Daniher showed signs of being a star in the making, playing 23 games as a halfback flanker and kicking nine goals in his first season with the Bombers.
He was named the league's Recruit of the Year and appeared destined for stardom in the game.
He was again a fixture in the side in the 1980 and 1981 seasons, earning a place in the New South Wales representative side and winning Essendon's Best and Fairest in 1981.
At the end of the 1981 season, Daniher suffered a knee injury he thought was minor until doctors revealed he had ruptured a cruciate ligament and would require a full knee reconstruction.
His selection as club captain ahead of the 1982 season was historic for two reasons: he was the youngest player ever picked in the role and he would also become the only club captain never to lead his team onto the field.
Daniher's knee injury turned out to be even worse than the club had feared and he spent the next three years on the sidelines before making his comeback in 1985.
However, just five games into the season, he seriously injured his knee again, requiring another reconstruction.
A second comeback in 1987 ended the same way, with Daniher going under the surgeon's knife for a third time.
Daniher handled each injury setback in typical fashion, dealing with the disappointment quickly and quietly before applying himself to getting back on the field.

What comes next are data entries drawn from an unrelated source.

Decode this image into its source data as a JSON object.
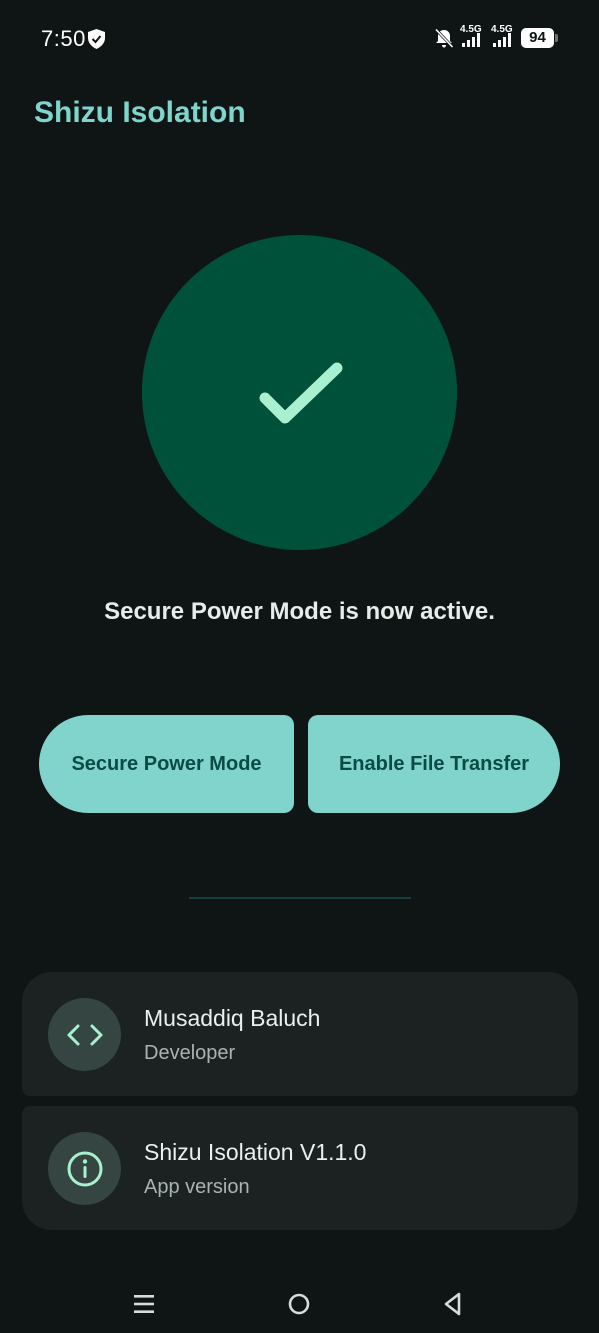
{
  "status_bar": {
    "time": "7:50",
    "net1": "4.5G",
    "net2": "4.5G",
    "battery": "94"
  },
  "header": {
    "title": "Shizu Isolation"
  },
  "status": {
    "message": "Secure Power Mode is now active."
  },
  "buttons": {
    "secure_power_mode": "Secure Power Mode",
    "enable_file_transfer": "Enable File Transfer"
  },
  "cards": {
    "developer": {
      "title": "Musaddiq Baluch",
      "subtitle": "Developer",
      "icon": "code-icon"
    },
    "version": {
      "title": "Shizu Isolation V1.1.0",
      "subtitle": "App version",
      "icon": "info-icon"
    }
  },
  "colors": {
    "background": "#0f1514",
    "accent": "#80d4cb",
    "title": "#7fd4cb",
    "status_circle": "#00513a",
    "check": "#a8f0cf",
    "card": "#1c2221"
  }
}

Speaking to the ABC's Drew Morphett ahead of his comeback game in 1985, he said he would have given the game away if it wasn't for the support and encouragement of his brothers.
He played just a handful of games in the league's top tier in his final season in 1990, but one of them happened to be in an Essendon side that included his three football-playing siblings.
He stopped short of saying the four had a telepathic connection on the field, but admitted they weren't just regular teammates.
"You don't tend to look out for each other, you just have a sense of where your brothers are," he told Andrew Denton on the ABC's Live and Sweaty program in 1991.
"I remember last year we played against St Kilda and I'd been struggling in the reserves and I got a game and they all looked after me pretty well that day."